Another reason for target companies to be vigilant in making public statements is because they could give rise to liability under federal securities laws. In an active hostile takeover attempt, the target company will have to communicate with its stockholders through securities law filings, including a proxy statement in connection with a contested stockholders meeting or a Schedule 14D-9 in response to the hostile bidder's tender offer. Stockholders will be focused on the board's assessment of regulatory risk.
Finally, a successful regulatory defense can end the hostile threat, but it can also place significant pressure on the target management and board of directors going forward. This is particularly the case if stockholders were skeptical of the target's proffered regulatory concerns, which skepticism may be deepened if stockholders do not believe the target meaningfully engaged with the hostile bidder to discuss regulatory risk. If the transaction fails, those stockholders may have heightened expectations for the target's management to perform well rather than accept the regulatory risk associated with a premium-to-market transaction.

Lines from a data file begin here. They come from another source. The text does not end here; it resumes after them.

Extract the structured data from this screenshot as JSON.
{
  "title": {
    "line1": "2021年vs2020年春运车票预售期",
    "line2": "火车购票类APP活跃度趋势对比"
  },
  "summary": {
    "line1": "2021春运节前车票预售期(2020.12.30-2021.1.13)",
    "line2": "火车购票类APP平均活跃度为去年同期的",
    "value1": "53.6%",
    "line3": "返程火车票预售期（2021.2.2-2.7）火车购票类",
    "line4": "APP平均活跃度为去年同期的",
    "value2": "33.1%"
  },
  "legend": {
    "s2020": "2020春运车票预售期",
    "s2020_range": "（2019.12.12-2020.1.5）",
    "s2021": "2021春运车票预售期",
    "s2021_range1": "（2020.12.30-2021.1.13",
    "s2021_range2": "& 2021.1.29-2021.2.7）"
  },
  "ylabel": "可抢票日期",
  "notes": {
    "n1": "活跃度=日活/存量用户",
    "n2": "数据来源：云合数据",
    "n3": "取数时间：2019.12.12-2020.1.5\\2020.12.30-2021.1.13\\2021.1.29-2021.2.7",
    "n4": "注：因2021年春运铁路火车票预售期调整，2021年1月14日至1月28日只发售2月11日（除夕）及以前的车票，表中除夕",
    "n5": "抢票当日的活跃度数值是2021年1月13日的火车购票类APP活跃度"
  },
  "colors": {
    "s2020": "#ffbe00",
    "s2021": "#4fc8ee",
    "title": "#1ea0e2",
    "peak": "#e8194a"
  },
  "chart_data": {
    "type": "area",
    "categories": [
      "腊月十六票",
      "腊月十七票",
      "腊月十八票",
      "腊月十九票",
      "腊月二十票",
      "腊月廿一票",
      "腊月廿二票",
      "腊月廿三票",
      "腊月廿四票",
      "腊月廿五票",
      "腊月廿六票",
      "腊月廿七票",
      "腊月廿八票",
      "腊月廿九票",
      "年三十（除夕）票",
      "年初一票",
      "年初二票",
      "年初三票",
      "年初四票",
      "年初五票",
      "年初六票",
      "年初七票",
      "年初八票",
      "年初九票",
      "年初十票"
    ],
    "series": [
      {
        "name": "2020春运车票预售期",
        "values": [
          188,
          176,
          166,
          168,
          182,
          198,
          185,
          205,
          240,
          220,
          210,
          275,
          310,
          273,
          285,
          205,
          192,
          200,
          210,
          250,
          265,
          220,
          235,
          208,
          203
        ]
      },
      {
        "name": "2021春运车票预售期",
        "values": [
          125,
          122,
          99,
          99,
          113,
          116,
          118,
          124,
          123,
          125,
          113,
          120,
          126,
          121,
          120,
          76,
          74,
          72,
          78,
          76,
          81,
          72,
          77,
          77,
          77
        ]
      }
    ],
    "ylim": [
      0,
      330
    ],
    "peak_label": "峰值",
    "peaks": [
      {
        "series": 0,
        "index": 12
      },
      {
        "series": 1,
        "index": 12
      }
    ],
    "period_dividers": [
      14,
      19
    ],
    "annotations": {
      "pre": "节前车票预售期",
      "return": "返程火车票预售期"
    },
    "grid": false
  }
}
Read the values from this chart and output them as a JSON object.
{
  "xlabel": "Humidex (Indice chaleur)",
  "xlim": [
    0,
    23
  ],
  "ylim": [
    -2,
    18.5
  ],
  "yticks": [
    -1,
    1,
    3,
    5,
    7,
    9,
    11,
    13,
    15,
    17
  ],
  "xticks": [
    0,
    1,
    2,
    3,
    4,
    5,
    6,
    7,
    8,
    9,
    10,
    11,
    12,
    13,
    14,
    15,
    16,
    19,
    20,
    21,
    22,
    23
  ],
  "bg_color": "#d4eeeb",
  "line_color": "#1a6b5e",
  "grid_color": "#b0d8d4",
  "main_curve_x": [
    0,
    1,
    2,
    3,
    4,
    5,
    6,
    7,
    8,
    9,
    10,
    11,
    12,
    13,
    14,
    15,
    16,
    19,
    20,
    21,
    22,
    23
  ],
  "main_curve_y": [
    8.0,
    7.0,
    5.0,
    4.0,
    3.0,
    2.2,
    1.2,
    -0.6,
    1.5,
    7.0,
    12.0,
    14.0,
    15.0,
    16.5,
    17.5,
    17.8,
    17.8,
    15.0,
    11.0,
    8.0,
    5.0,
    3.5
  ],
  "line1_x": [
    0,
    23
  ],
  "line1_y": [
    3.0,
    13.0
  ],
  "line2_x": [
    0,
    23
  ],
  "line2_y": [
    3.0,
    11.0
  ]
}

In light of the above, boards raising a regulatory defense need to be well informed on the merits of the defense, its implications for the target's negotiating strategy, and the potential consequences of the defense (e.g., drawing the regulators' interest that may be difficult to stop). In addition, given the very legal nature of a regulatory defense, the board should carefully document its reliance on legal counsel and other third-party advisors in articulating the threat and the company's response.8 Delaware's antitakeover jurisprudence was developed in the 1980s when boards were often composed of numerous insiders who might have been acting to protect their jobs. Although board composition has changed dramatically over the past thirty years, Delaware courts will still apply enhanced scrutiny to takeover defenses to make sure directors are acting loyally and not out of self-interest.